Synapse is designed for authorized security assessments and keeps the operator in control:
- Work only on systems the operator is authorized to test.
- Scope and execution approval are separate gates; active traffic requires
in-scope validation and
confirm=true, checked against the owning workspace's persisted scope first. - Passive/offline ingestion may retain out-of-scope data, but it always
reports
scopeStatusand warnings instead of hiding authorization state. - Credentials are scoped to authorized hosts and returned redacted; evidence events are sanitized for secrets before writing.
- Generated outputs default under workspace folders; external output paths
require
allowExternalOutput=true. - Cleanup of dumps and generated artifacts is inspect-first and confirm-before-delete.
- SQLMap execution is not exposed; only offline analysis and guarded command generation are available.
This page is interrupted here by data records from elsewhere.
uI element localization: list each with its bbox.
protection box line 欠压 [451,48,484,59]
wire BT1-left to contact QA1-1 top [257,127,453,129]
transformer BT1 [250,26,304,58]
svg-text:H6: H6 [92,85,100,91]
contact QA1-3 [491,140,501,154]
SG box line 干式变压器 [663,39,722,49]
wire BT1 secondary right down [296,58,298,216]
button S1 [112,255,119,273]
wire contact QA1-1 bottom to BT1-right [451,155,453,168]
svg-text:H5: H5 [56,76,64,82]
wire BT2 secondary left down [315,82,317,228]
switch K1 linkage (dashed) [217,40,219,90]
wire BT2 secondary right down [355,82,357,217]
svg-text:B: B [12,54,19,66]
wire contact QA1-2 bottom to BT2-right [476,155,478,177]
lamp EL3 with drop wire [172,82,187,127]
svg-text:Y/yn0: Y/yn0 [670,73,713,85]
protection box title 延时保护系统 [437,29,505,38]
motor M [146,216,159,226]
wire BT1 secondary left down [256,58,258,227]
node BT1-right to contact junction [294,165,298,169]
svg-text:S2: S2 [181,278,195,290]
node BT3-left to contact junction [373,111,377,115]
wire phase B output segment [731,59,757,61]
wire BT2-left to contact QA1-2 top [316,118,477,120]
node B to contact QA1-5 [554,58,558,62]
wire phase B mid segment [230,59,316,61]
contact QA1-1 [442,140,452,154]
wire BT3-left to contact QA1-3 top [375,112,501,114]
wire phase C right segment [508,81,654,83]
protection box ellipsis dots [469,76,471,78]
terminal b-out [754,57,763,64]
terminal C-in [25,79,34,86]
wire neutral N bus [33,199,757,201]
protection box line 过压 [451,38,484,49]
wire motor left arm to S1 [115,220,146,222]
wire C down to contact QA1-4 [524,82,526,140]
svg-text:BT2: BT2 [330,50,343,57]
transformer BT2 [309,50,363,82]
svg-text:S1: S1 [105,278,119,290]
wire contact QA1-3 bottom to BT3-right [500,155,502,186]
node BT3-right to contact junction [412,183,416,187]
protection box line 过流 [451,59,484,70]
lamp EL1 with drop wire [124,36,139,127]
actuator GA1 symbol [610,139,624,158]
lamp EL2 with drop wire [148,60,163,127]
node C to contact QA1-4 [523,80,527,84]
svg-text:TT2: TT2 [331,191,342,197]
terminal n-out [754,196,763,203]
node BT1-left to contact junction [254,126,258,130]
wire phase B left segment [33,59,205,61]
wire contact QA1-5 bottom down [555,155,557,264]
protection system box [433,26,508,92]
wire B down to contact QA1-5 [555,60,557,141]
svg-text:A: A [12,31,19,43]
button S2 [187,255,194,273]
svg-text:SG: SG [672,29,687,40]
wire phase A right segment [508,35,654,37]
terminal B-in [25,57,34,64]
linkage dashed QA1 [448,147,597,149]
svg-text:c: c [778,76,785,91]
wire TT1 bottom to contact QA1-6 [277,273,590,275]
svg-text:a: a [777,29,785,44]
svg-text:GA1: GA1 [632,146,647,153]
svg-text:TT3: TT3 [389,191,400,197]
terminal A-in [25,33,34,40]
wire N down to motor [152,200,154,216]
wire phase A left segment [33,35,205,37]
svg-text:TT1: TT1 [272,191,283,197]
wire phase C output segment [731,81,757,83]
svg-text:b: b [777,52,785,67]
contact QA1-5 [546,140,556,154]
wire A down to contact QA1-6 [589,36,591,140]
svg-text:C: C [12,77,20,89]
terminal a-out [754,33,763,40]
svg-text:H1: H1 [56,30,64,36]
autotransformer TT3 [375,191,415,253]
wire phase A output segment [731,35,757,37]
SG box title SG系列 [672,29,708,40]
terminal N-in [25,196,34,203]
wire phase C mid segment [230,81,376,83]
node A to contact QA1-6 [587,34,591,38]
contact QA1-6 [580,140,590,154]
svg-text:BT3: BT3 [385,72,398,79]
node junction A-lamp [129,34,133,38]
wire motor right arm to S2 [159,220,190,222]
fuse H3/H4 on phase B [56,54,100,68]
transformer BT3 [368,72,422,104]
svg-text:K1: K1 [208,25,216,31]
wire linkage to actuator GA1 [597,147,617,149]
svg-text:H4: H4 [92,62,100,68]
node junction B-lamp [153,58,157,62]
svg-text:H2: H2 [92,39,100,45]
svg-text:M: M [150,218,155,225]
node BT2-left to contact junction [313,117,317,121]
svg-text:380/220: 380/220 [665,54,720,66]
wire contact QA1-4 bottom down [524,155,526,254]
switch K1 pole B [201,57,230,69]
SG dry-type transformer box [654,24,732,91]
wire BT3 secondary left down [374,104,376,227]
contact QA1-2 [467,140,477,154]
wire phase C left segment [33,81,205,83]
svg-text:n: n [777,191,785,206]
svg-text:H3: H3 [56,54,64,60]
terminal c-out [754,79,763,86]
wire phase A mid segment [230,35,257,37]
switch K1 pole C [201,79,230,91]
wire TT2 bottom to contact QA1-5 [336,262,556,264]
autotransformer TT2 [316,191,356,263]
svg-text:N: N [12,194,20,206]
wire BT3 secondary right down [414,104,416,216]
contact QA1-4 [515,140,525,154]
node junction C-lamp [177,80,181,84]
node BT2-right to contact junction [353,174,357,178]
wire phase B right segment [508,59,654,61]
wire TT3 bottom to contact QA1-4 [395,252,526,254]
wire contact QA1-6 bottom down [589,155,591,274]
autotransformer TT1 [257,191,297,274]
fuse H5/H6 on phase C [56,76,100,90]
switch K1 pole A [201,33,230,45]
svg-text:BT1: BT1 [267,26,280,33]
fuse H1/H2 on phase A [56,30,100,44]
Command-injection execution is limited to approved benign marker requests.
The complete safety model, including credential, browser-session, and evidence-sanitization guarantees, is documented in Architecture.
- Documentation Index
- Architecture: boundaries, data flow, safety model.
- Implementation Map: modules, tool surface, data layout, workflows, schemas.
- Reporting Model: internal report views, the presentation toggle, and what reports must not do.
- Operations: setup, operator procedures, cleanup, tests.
- Adapter Development
- Synapse MCP: complete tool list and adapter policy.
- Burp MCP notes under
MCPS/Burp-Mcp/README.mdwhen the optional launcher is installed.
Run all repository tests:
bin/testUseful focused modes:
bin/test --core
bin/test --template
bin/test --core -k access_controlThe suite covers adapter analysis, credential safety, evidence redaction, workspace ingestion and deduplication, passive Burp context parsing, candidate analyzers, JS intelligence extraction/reporting, finding lifecycle operations, active-tool ingestion hooks, MCP dispatch, and the custom adapter template.
Synapse is intended for authorized security testing, internal research, and defensive assessment workflows. Do not use it against systems you are not authorized to test. The operator is responsible for scope, approval, validation, and compliance with applicable laws and engagement rules.
Synapse is licensed under the Apache License, Version 2.0.
See LICENSE for the full license text and NOTICE for attribution and third-party notices.